At her appearance at UD, she read two poems related to her illness, “Getting the News” and “Cancer Support Group with Painting by Monet,” and several from No Need of Sympathy, including “Sugar, Sugar,” “Venus de Milo” and “My Father and Hemingway Go Fishing.” The poetry in the book consists of a variety of forms, including a series of 10 sonnets, each written specifically for one of her 10 grandchildren.

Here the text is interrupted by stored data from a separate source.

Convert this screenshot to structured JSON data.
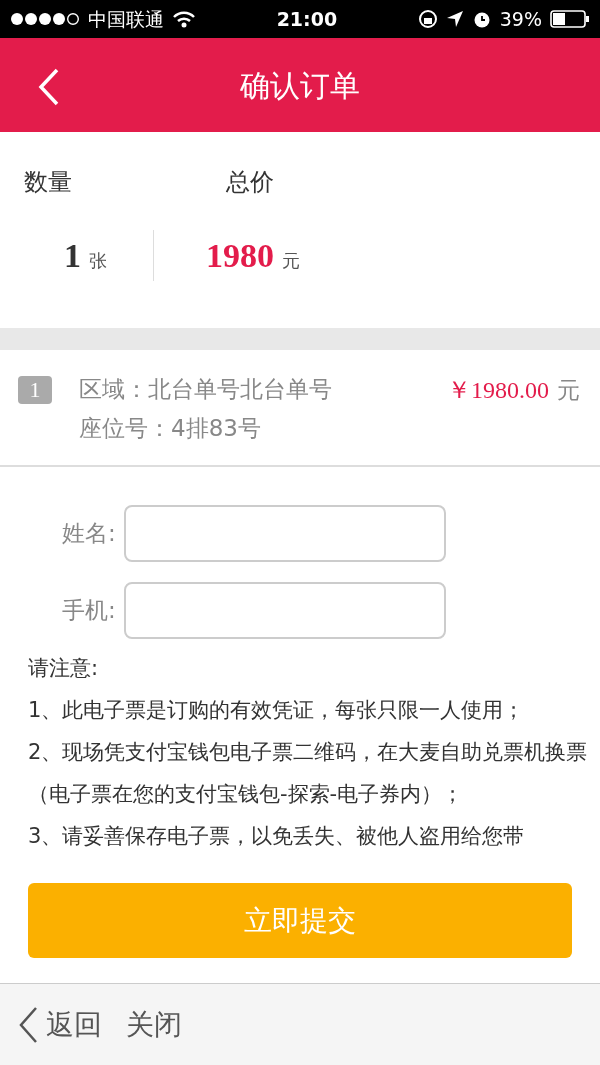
{
  "status_bar": {
    "carrier": "中国联通",
    "time": "21:00",
    "battery": "39%"
  },
  "header": {
    "title": "确认订单"
  },
  "summary": {
    "quantity_label": "数量",
    "total_label": "总价",
    "quantity": "1",
    "quantity_unit": "张",
    "total": "1980",
    "total_unit": "元"
  },
  "tickets": [
    {
      "index": "1",
      "area": "区域：北台单号北台单号",
      "seat": "座位号：4排83号",
      "price": "￥1980.00",
      "price_unit": "元"
    }
  ],
  "form": [
    {
      "label": "姓名:"
    },
    {
      "label": "手机:"
    }
  ],
  "notes": {
    "title": "请注意:",
    "items": [
      "1、此电子票是订购的有效凭证，每张只限一人使用；",
      "2、现场凭支付宝钱包电子票二维码，在大麦自助兑票机换票（电子票在您的支付宝钱包-探索-电子券内）；",
      "3、请妥善保存电子票，以免丢失、被他人盗用给您带"
    ]
  },
  "submit": "立即提交",
  "toolbar": {
    "back": "返回",
    "close": "关闭"
  }
}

Her books always include a story, she said, before reading “Hare’s Breath,” which she told the audience is about “two Ph.D.’s trying to change the innards of a toilet. We won’t say who they are.” Her husband, Jerry Beasley, also a UD professor emeritus of English, attended the reading.
Here is an excerpt from “Hare’s Breath,” which also explores the “long messed up” metaphors of “a hair’s breadth, or hare’s breath, or hair’s breath”:
… I ask you, what volume can a hare breathe,
its tiny lungs pumping carroty air? How wide
is a hair? Furthermore, by what tiny margin
did the quarks and leptons have to increase
over anti-quarks and anti-leptons to let matter
win out over anti-matter, to bring us here,
to the flushing of toilets, filling of tanks?
In her introduction before the reading, Devon Miller-Duncan, instructor in English, quoted Brown from an earlier interview, in which she expressed the hope that the poems in No Need of Sympathy are “fastened to the earth but strain at their leashes.”
“There’s always a story lurking,” she said in that interview. “Our brains can’t wait to find it, right?”
Brown, who was a UD faculty member for 27 years, directed the Poets in the Schools program in Delaware and was the state poet laureate from 2001-07. She has received numerous honors for her work, including the Felix Pollak Prize, the Philip Levine Prize, the Great Lakes Colleges New Writer’s Award and the New Letters and the Ohio State University/The Journal awards for creative nonfiction.